Contru interdita 4 restaurantes na zona sul de SP
São Paulo, 18 (AE) - O diretor do Departamento de Controle do Uso de Imóveis (Contru), Carlos Alberto Venturelli, interditou hoje quatro restaurantes na Vila Nova Conceição, na zona sul de São Paulo. Na semana passada, Allez Bistrô, Botânica
Gino e Napoleone já haviam sido lacrados, por determinação do Ministério Público, sob alegação de desrespeito à Lei de Zoneamento. "Todos desrespeitaram o lacre", disse Venturelli.
Na quinta-feira à noite, numa ação conjunta do Grupo de Atuação e Repressão contra o Crime Organizado (Gaeco) e da Administração Regional de Vila Mariana, os estabelecimentos já haviam recebido uma faixa amarela de ponta a ponta. Hoje, clientes almoçavam no Allez quando os fiscais chegaram para pôr a placa. No Napoleone, havia faixas usadas durante a manifestação que os funcionários dos quatro restaurantes fizeram
na véspera, em frente da Promotoria de Justiça de Habitação e Urbanismo. O proprietário do Napoleone, Pedro Paulo Facchini, estava revoltado.

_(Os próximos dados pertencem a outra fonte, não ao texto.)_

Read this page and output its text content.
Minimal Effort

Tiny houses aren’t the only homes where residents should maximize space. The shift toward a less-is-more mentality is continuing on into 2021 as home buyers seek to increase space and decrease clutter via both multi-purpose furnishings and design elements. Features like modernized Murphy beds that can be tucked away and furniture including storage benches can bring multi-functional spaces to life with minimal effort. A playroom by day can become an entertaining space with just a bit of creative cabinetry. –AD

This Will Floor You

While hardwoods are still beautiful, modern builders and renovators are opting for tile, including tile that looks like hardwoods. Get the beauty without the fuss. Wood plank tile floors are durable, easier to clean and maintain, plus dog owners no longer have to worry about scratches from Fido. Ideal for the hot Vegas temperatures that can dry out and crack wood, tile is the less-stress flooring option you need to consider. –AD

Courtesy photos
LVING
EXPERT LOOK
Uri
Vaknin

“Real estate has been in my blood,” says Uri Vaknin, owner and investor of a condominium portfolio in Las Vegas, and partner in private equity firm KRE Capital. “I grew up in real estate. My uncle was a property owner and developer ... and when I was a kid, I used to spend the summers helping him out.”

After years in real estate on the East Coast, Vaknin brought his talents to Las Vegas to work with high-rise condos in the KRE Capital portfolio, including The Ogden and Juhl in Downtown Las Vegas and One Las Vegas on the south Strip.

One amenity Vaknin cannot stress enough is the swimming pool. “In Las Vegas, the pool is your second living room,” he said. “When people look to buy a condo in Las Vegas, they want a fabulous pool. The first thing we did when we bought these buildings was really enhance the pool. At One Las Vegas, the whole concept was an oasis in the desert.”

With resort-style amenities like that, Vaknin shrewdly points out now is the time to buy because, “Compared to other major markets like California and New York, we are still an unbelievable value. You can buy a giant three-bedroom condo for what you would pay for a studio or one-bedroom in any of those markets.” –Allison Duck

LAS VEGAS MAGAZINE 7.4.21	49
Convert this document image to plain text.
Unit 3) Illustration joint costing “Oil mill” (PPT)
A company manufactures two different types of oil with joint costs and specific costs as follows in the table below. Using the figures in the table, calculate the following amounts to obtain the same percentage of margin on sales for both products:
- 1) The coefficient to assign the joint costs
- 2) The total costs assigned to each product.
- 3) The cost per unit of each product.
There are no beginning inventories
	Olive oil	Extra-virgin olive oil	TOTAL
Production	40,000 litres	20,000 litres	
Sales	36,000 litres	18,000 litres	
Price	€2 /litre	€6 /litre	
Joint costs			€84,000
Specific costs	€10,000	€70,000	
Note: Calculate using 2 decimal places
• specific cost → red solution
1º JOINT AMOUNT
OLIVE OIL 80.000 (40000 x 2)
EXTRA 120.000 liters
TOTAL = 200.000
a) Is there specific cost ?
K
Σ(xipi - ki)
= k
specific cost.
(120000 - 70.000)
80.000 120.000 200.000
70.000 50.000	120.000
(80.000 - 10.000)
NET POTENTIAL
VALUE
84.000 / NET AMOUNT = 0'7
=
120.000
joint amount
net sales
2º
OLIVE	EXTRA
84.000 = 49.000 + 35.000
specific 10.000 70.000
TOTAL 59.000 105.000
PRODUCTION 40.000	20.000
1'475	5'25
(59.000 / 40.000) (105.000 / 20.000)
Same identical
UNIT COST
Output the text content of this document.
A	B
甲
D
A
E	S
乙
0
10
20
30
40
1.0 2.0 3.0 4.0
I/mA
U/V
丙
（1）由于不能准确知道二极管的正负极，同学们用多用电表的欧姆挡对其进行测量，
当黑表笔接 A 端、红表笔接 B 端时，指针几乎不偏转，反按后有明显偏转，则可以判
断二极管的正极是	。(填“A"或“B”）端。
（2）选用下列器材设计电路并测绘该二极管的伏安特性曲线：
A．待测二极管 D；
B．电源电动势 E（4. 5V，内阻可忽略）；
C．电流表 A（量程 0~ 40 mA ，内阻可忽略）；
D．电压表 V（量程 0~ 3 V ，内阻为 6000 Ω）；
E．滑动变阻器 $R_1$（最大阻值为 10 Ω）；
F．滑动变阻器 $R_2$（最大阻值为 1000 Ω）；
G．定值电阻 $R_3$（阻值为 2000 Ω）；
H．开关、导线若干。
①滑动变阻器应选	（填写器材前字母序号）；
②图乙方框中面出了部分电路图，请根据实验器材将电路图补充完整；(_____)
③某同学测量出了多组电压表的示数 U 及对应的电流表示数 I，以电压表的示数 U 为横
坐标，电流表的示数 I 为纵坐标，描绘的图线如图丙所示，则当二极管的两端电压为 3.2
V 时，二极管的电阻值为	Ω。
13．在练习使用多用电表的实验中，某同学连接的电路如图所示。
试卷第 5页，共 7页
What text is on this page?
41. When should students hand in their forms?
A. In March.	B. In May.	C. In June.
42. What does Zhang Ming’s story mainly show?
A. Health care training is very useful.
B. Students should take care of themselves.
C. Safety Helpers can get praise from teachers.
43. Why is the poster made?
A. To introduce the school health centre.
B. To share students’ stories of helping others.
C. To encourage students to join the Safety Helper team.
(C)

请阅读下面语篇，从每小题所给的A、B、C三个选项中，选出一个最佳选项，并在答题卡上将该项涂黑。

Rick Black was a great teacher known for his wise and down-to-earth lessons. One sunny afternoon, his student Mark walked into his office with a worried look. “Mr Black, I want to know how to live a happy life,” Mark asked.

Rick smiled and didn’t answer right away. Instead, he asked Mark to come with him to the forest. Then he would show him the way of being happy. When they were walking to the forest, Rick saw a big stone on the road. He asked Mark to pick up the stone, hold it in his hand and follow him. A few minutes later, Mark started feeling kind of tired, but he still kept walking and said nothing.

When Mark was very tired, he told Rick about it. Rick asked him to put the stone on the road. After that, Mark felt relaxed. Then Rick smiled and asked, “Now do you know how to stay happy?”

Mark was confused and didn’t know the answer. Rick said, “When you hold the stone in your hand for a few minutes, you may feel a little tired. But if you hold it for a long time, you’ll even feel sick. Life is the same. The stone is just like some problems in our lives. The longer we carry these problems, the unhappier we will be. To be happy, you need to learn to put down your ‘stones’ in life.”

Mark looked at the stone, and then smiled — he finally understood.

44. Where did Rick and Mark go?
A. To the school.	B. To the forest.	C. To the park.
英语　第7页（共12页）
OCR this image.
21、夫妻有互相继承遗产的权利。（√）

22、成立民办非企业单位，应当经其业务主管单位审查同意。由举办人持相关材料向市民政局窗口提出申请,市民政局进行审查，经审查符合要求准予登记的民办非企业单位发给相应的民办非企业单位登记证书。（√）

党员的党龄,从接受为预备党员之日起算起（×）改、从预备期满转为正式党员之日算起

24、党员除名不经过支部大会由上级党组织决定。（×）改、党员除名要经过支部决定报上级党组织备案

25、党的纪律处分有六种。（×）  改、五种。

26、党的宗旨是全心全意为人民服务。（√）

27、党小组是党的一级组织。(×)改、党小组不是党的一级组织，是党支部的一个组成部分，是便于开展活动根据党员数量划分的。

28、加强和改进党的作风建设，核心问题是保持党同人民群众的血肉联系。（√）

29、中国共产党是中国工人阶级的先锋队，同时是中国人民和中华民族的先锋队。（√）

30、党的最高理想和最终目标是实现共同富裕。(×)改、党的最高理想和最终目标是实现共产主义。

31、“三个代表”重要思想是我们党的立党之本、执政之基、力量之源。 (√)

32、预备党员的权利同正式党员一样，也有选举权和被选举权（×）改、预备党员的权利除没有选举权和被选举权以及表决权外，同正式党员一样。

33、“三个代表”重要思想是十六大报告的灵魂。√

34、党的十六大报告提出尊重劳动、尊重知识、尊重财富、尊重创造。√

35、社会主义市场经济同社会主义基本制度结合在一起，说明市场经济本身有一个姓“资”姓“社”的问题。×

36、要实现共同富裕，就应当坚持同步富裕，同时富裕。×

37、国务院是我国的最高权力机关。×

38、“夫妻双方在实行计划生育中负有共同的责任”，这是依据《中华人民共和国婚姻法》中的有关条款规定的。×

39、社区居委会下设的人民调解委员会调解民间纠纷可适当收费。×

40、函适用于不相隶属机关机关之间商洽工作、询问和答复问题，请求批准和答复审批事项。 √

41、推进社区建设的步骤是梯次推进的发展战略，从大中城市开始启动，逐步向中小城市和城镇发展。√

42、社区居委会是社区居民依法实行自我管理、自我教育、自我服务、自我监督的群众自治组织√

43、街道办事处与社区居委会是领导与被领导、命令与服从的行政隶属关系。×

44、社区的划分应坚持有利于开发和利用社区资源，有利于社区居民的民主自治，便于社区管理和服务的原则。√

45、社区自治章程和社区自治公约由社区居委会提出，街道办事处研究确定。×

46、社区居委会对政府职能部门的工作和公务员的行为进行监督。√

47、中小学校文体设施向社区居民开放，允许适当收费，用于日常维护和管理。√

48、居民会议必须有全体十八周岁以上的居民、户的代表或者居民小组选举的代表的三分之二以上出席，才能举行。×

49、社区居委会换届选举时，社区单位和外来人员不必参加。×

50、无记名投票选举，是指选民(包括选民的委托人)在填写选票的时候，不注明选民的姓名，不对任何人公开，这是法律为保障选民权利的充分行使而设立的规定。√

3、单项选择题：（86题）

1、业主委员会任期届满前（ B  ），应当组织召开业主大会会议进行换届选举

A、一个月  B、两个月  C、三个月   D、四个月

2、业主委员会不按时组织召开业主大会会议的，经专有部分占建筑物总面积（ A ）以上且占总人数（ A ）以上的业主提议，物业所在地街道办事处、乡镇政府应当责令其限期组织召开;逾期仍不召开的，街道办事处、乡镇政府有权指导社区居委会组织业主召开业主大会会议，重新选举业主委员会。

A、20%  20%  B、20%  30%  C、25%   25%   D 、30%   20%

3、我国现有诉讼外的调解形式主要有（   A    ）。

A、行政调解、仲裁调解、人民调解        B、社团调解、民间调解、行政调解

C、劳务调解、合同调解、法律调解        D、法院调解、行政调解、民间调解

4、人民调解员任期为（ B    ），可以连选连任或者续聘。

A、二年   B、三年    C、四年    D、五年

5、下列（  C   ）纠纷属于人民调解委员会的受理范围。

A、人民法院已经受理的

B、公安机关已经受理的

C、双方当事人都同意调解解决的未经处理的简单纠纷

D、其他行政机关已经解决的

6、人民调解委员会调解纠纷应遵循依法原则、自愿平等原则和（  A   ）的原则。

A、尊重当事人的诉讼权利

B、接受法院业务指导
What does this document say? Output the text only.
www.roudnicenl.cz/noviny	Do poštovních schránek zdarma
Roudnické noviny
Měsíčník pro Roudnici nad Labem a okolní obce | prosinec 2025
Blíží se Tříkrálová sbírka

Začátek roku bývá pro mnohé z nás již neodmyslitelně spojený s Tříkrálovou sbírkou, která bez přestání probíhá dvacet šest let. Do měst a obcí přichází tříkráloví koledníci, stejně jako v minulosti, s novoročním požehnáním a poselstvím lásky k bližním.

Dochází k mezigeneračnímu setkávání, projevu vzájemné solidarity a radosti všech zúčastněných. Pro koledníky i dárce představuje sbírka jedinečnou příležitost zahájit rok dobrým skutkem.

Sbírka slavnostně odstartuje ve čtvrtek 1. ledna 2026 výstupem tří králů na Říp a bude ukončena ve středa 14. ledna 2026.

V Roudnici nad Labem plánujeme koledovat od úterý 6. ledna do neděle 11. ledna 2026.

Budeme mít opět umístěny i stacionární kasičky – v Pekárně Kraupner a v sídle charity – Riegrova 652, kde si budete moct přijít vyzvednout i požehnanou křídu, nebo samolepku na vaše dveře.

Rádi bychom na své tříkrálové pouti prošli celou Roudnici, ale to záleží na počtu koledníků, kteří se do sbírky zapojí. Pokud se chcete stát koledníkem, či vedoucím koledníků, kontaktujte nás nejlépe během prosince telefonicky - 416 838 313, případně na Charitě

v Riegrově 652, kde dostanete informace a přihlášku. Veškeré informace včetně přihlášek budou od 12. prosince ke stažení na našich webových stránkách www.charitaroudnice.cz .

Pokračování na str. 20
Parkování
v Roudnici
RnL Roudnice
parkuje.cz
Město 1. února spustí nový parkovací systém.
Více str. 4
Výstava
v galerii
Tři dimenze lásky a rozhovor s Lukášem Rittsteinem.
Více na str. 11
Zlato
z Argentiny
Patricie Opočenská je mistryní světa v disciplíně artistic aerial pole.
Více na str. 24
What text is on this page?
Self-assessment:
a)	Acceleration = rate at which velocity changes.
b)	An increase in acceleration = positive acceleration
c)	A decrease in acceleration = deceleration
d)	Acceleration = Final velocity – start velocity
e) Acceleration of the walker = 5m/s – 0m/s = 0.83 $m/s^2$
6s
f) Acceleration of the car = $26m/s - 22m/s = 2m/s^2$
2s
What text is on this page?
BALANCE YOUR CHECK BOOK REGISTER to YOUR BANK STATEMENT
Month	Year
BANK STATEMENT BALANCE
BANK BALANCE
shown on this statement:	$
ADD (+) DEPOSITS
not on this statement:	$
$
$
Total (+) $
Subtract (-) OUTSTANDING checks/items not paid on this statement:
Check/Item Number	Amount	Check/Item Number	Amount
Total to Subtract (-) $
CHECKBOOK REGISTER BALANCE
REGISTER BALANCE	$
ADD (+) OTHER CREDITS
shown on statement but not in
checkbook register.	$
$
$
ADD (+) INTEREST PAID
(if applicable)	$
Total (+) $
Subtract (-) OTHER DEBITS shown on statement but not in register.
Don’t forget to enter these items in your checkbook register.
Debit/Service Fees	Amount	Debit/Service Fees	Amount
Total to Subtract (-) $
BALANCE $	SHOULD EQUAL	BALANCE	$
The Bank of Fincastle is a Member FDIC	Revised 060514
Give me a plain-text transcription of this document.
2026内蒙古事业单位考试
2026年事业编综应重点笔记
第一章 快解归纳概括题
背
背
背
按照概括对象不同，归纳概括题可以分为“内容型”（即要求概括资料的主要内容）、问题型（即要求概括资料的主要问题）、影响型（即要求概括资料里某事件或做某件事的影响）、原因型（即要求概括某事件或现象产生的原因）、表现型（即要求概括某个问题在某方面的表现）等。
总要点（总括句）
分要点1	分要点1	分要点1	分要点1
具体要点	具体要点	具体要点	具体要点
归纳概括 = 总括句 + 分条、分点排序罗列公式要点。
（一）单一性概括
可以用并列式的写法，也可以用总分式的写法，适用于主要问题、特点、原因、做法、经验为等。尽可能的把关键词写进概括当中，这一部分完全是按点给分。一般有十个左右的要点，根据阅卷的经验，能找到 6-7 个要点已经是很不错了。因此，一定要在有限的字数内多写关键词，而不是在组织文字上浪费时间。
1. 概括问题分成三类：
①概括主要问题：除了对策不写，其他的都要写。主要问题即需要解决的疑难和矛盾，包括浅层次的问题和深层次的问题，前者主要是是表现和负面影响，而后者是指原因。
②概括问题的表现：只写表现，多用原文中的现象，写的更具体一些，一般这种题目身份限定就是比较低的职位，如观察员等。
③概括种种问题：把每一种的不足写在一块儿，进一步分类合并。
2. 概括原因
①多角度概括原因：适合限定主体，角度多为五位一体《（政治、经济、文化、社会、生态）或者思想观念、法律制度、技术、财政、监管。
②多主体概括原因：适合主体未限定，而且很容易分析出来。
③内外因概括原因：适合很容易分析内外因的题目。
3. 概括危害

Facchini pretende agora transformar seu restaurante em bar para estar de acordo com a lei. "Vou me adequar, mas preciso de prazo", argumentou. Ele disse que todas as exigências feitas pelo Contru, entre elas a instalação de iluminação de emergência, foram cumpridas. "Ninguém veio vistoriar". Para Facchini, o Ministério Público ordenou o fechamento por interesse próprio. Ele se referia à pressão que a promotora Mabel Schiavo Tucunduva Prieto de Souza teria exercido no caso. Mabel tem imóvel na Vila Nova Conceição e trabalha na Promotoria de Habitação e Urbanismo com o promotor Carlos Alberto Amin Filho, que assinou ofício enviado à Administração Regional de Vila Mariana, ordenando o fechamento das casas. Uma fonte da Prefeitura disse à reportagem que a promotora Mabel vinha telefonando várias vezes para a Prefeitura exigindo providências em relação ao descumprimento do lacre pelos restaurantes. A reportagem procurou saber de Amin se um promotor pode manifestar-se sem que seja por meio de ofício. Segundo informou sua secretária, Amin estava viajando e só retornará na segunda-feira. A promotora Mabel estava em reunião externa. Propina - A instalação da placa de interdição no Botânica ocorreu sem problemas, ao contrário do que ocorreu com o Gino, que funciona em área estritamente residencial (Z1). O diretor financeiro do estabelecimento, Rubens Bezerra, não quis abrir a porta para o Contru, o que não impediu que o lacre fosse feito, e chamou Venturelli de nazista. Garantiu também que o administrador regional de Vila Mariana, Roberto Cláudio Gonçalves Ribeiro, dissera em reunião com os proprietários, no início da semana, que as casas poderiam funcionar "de modo precário". Bezerra disse que o estabelecimento funcionou por um ano e quatro meses sem qualquer interferência da Prefeitura. "Há muito podre por trás de tudo isso", afirmou, ao responder pergunta sobre como a casa conseguiu ser erguida em local não permitido. "Quando se é molestado pelo poder público sempre aparece alguém de dentro dizendo que pode resolver; tenho certeza de que os donos pagaram propina, que é o único jeito de fazer as coisas nesta cidade".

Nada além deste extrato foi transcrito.